Jetzt hellwach hechte ich die Treppe wieder hoch in mein Zimmer - wenn ich mich ganz leise verhalte, kann ich vielleicht erst morgen unauffällig wieder aus meinem Bett kriechen, wenn die Gefahr vorüber ist.
Im sicheren Bett angekommen, google ich erst mal „Muttertag“.
Hmpf. „Jeder zweite Sonntag im Mai.“ Was soll das denn? Wer kann sich das überhaupt merken?
Natürlich kommt die Tradition aus Amerika, total süß, laut Wikipedia initiiert von Anna Marie Jarvis zu Ehren ihrer verstorbenen Mama mit einer großen Blumenverteilaktion. Die Verbreitung in der Welt brauchte aber wohl noch ein bisschen und Deutschland hörte den Startschuss erst 100 Jahre später. Warum muss ich denn Deutschland verkörpern?
Wenn ich fünf Jahre alt wäre, würde ich jetzt einfach schnell ein buntes Porträt von Mama malen, das mehr an Godzilla erinnert als an diese tolle Frau, die gerade unten von meiner Schwester ein Frühstück und von meinem Papa Blumen bekommt.
Ich bin aber nicht fünf, also fällt diese Option schon mal weg. Langsam werde ich sauer auf mich selbst. Ich klettere zum zweiten Mal an diesem Tag aus meinem Bett, diesmal mit mehr Kampfgeist.
Irgendetwas muss es doch geben, was ich jetzt noch auf die Beine stellen kann! Etwas schönes, würdiges, günstiges, schnelles, kreatives…mein Hirn rotiert.
Pralinen, zu basic. Frühstück, schon vergeben. Blumen, auch. Gedicht, haha. Nein. Bein, Schwein, klein. Ich seufze. Die Kapitulation tanzt mit einer weißen Flagge wedelnd vor meinem Gesicht herum. Ich schubse sie zur Seite und greife nach einem Stück Briefpapier (ja, sowas gibt es noch zu kaufen, wenn man lange genug sucht!) und einem Stift.
Liebe Mama,
tut mit leid.
Ich hab den Muttertag total vergessen; ich habe keine Blumen,
keine Schokolade und keinen selbstgemachten Kuchen in der
Hinterhand.

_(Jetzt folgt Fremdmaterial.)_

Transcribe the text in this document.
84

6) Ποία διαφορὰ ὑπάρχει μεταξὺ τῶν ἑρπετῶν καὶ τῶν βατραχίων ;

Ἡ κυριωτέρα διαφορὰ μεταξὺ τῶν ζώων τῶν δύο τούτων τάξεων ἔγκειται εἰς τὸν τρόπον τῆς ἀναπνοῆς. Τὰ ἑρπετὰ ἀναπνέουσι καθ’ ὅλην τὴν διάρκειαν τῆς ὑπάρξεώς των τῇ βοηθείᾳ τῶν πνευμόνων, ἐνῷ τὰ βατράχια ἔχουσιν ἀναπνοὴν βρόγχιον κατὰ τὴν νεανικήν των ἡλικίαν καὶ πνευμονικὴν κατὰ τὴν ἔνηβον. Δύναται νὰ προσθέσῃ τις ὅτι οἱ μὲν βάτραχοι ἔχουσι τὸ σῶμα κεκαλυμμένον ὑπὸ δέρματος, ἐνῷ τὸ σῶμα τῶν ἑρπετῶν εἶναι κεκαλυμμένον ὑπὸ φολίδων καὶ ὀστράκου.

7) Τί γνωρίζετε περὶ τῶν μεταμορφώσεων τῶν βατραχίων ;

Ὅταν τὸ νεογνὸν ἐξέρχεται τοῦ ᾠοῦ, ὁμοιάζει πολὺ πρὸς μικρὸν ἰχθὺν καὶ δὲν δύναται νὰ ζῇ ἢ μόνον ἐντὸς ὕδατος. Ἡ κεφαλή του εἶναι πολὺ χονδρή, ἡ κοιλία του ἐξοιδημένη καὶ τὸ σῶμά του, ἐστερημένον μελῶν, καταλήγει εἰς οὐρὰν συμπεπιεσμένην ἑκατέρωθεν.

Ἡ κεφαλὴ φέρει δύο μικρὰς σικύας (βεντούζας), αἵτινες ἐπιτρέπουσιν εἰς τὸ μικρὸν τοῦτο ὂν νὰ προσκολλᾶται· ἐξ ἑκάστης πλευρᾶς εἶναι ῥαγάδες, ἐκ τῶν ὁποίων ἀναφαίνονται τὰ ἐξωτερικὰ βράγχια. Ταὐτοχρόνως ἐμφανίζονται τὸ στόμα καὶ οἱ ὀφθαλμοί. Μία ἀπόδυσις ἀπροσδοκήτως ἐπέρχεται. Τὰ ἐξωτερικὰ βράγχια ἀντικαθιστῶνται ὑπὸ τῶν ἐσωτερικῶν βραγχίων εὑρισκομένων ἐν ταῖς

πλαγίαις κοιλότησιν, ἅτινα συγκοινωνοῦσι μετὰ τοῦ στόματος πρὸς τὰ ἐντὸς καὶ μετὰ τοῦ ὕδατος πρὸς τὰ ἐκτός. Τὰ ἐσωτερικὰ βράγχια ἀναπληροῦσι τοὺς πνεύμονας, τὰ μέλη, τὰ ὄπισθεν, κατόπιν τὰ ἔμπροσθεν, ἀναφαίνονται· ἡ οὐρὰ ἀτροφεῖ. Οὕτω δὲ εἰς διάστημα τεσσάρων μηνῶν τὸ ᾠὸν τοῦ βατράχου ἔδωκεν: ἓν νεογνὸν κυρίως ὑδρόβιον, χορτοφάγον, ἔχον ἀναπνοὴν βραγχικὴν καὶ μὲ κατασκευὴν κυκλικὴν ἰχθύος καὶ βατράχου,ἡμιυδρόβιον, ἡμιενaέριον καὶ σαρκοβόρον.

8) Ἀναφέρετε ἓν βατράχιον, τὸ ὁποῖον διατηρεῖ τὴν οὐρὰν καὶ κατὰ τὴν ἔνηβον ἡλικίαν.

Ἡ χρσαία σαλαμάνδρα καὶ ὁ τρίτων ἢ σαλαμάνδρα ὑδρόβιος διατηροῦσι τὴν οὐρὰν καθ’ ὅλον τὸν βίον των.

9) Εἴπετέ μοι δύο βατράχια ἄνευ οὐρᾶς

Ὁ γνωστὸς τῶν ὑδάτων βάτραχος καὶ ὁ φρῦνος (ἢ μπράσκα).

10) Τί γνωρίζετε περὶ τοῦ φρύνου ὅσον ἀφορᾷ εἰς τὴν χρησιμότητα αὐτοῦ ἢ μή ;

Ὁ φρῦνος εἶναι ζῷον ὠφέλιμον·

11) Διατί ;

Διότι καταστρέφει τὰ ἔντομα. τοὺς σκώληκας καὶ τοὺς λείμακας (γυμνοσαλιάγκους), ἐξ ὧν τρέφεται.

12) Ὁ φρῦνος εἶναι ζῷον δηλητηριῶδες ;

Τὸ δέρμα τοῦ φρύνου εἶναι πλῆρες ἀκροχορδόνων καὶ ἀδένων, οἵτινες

Hoffentlich weisst du aber trotzdem, dass ich dich
unglaublich lieb habe.
Ich danke dir, dass du da bist, um mit mir spazieren zu gehen und
einen Haufen Serien zu schauen, mir zu zeigen, wie man backt, mir
in jeder Situation den Rücken zu stärken und immer an mich zu
glauben, auch wenn ich es selbst gerade nicht tue.
Ich bin so stolz darauf, dich als meine Mama und beste Freundin
zu haben und auch wenn ich dir einen Gutschein auf ein richtiges
Muttertagsgeschenk überreichen muss, kommen diese Worte
von Herzen.
Alles Liebe
Deine Emily“
Ich finde eine schöne Herzchenschleife für den Brief und öffne zaghaft meine Zimmertür.
In der Küche sitzt der Rest meiner Familie beim Muttertagsfrühstück. Der Rosenstrauß steht in der Mitte des Tisches.
„Alles Gute zum Muttertag“, sage ich und gebe Mama einen Kuss und den Brief.
Während sie liest, hibble ich nervös von einem Fuß auf den anderen. Dann steht Mama auf und nimmt mich in den Arm.
„Ich hab dich auch ganz doll lieb, du verpeiltes Ding“, sagt sie und lacht. Ich auch. Meine Mama ist doch die Beste.
Und den nächsten Muttertag hab ich mir schon mal fett in meinem Kalender markiert. Vorsichtshalber.